I think St. Catherine is talking about me. She’s talking about each of us. She’s telling us what God tells us; GO! Go out, be in the world, and change it through the power of my name. If you open your heart to me, and let me do with you what I will, you will set the world on fire.
Bruce is saying something similar, something which deals with what comes after.
When I think about what St. Catherine is charging me with, my immediate reaction is a pit in my stomach and sweaty palms. “Wait, you want me to do what? Proclaim the Good News to the world? Me?”
And then the bone crushing fear sets in.
“What will they think of me? If I talk about _____________ (insert controversial topic here), will I have any friends left? What if so-and-so unfriends me? What if they call me names? What if I get so flustered I can’t speak the truth in love?”
That’s where Bruce’s lyric comes in, as a big old reminder:
You can’t start a fire, worrying about your little world falling apart.
I can start a fire. I can live a life of safety, where I never talk about anything that’s unpleasant or controversial. I can’t do both.

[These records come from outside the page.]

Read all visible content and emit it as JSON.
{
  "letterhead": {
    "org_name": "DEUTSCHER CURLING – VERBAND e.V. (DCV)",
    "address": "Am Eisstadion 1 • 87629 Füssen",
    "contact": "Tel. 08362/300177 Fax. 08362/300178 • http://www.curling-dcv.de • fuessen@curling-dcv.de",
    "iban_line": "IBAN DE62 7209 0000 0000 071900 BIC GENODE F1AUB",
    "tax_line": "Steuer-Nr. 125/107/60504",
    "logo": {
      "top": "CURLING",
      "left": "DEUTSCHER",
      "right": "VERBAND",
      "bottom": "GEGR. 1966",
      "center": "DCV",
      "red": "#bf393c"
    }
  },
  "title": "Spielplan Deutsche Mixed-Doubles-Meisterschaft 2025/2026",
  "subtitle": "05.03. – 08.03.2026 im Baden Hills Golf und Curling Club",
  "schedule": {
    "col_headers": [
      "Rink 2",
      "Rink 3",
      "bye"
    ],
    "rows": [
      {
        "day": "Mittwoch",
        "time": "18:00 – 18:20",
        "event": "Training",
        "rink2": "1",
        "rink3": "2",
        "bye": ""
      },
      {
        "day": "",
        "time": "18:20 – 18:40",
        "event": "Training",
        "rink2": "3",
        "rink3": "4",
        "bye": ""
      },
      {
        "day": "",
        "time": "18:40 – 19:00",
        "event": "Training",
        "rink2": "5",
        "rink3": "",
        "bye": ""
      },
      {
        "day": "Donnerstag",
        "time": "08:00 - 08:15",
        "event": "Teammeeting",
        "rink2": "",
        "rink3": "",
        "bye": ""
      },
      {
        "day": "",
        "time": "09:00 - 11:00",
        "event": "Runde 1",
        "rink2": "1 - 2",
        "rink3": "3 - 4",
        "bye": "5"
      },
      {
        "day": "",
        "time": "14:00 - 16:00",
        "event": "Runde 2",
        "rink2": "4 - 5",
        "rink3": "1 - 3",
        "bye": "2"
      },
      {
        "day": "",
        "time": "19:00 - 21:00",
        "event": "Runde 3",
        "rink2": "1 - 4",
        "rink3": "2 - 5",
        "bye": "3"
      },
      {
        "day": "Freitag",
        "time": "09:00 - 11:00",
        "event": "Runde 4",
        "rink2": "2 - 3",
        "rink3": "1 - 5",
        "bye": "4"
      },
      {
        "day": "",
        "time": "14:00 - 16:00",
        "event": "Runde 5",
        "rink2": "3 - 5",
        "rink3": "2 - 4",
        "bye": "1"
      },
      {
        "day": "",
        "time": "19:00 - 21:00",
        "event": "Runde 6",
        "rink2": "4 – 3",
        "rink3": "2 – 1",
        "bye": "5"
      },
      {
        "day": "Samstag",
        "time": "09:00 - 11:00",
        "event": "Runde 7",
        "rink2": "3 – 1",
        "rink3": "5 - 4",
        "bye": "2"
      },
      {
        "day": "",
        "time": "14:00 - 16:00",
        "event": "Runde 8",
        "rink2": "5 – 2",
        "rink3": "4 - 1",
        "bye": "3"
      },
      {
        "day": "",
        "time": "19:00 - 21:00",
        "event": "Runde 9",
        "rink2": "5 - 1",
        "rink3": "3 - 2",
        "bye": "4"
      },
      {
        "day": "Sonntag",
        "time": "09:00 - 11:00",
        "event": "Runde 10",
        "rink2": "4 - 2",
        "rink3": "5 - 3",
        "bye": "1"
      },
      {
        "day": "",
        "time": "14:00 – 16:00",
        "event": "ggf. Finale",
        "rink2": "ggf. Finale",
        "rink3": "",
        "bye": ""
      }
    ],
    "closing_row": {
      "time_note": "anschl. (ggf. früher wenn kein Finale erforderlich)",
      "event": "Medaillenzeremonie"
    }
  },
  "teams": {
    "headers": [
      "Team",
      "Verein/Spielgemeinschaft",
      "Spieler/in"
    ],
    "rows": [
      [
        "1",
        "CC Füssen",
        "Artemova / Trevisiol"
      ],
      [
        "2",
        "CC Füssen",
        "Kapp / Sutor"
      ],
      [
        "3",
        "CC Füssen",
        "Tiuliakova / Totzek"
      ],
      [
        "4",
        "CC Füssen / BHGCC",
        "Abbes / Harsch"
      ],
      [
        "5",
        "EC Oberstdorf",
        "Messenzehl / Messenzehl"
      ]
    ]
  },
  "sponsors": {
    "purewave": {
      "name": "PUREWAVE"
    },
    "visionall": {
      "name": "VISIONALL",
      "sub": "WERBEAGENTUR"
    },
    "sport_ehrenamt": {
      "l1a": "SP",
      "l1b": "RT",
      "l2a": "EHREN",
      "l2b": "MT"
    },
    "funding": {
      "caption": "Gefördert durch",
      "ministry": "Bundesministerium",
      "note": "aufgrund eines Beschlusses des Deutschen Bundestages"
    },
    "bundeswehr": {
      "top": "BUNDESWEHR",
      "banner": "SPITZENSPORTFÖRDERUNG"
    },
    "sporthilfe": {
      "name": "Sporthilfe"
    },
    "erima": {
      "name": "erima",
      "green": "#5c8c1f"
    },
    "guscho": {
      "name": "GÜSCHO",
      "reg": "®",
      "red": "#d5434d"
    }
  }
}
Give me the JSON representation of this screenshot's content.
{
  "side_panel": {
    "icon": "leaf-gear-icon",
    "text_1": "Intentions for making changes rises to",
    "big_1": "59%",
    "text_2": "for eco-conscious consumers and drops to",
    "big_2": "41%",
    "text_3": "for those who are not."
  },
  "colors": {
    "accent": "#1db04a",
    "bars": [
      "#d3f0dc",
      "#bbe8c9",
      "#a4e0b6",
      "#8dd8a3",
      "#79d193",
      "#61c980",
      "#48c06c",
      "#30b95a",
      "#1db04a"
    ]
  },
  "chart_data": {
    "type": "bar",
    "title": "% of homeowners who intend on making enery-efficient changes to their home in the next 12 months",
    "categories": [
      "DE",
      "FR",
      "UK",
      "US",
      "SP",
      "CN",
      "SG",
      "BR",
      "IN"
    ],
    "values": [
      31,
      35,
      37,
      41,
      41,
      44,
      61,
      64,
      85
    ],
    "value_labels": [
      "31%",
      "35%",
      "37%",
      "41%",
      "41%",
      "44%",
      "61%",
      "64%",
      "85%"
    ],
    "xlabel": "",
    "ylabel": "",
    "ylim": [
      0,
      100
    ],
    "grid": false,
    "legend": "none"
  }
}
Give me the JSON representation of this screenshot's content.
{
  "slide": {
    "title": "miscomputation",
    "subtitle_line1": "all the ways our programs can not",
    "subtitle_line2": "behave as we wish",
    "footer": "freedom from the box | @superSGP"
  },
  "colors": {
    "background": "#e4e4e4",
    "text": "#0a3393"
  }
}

Which is really another way of saying: I can spread the Gospel, or I can win friends and influence people. I can’t really do both. I can try to do both, but then neither will be done well.
There are things I choose not to write about on this blog because I like the blog friends I have, I like the community here. If I talk about some of the things I feel are important, will that community turn against me?
If I bring up words like common good, solidarity, and catholic social teaching, will you roll your eyes and walk away? Well, if you’re Catholic, I sure hope not. But some of you probably will.
I think that’s alright. I’ve finally gotten over my fear of posting about pro-life, so now I think it’s time to tackle…everything else.
I have a masters degree in social justice, which I am definitely not using, and which I hardly ever talk about. But I’m going to start talking about it. What good is knowledge if it’s not shared? God’s concern for the poor, and how we are to share in that concern is part of the Truth. It’s time to talk about it here.
The social teachings of the Church are a beautiful, beautiful thing. They are, like so many other things, not taught well or often enough.
I don’t know if this little blog will ever start any fires, but just in case He wills it so, I’m no longer worried about this little world, or any other, falling apart.